24.09.2008

Du sucre

Un peu de café sur le bord de la table. Sa manche trempe, mais on n'ose rien dire. Elle raconte comment ils ont planqué les bonnes bouteilles dans le jardin. Elle dit qu'il a trouvé la porte de sa cellule ouverte, un matin. Elle propose de payer la note, avant de s'en aller : parce que elle sait que personne ne roule sur l'or.
Chez elle : les bibelots, quelques photos.Ma mère viendra. Nous serons dans le vieux salon. Ma grand-mère aura raconté son mari. Ma mère parlera de son père, résistant. Le même homme, autre chose, mais le même combat.
Puis elle voudra servir le café et demandera où est le sucre, et ma grand-mère s'énervera.
Les valeurs et les fiertés sont des choses distinctes. On voit leurs chemins se séparer dans les liens qui ne fonctionnent pas.

Commentaires

Peut-être que les liens fonctionnent trop bien ?
Que ces liens tiennent trop étroitement serrés des êtres qui se jalousent ... Jaloux de trop de proximité justement.
Jaloux de ce que l'une et l'autre convoitent - le souvenir de l'être aimé... et disparu.

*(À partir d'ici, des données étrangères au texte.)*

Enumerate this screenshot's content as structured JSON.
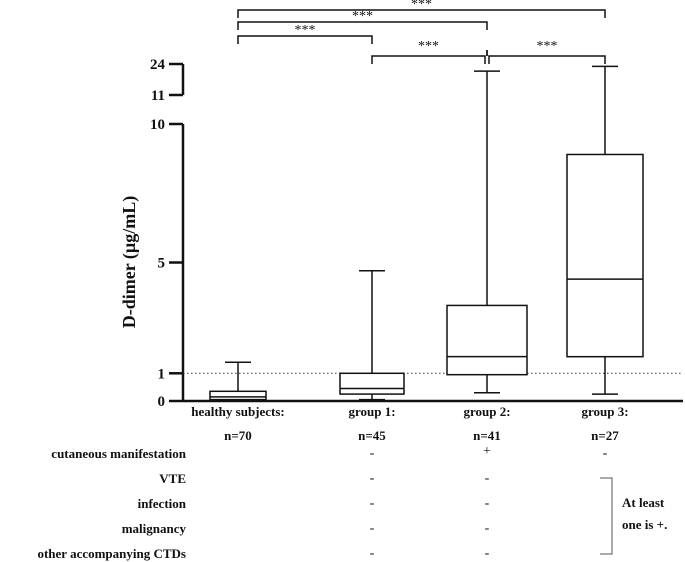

"Ma grand-mère aura raconté son mari. Ma mère parlera de son père, résistant. Le même homme, autre chose, mais le même combat."

L'une ne veut voir que son mari ; l'autre, que son père.
Le même homme, autre chose, mais le même combat...

Entre ces deux femmes, le combat. Entre la mère et la fille.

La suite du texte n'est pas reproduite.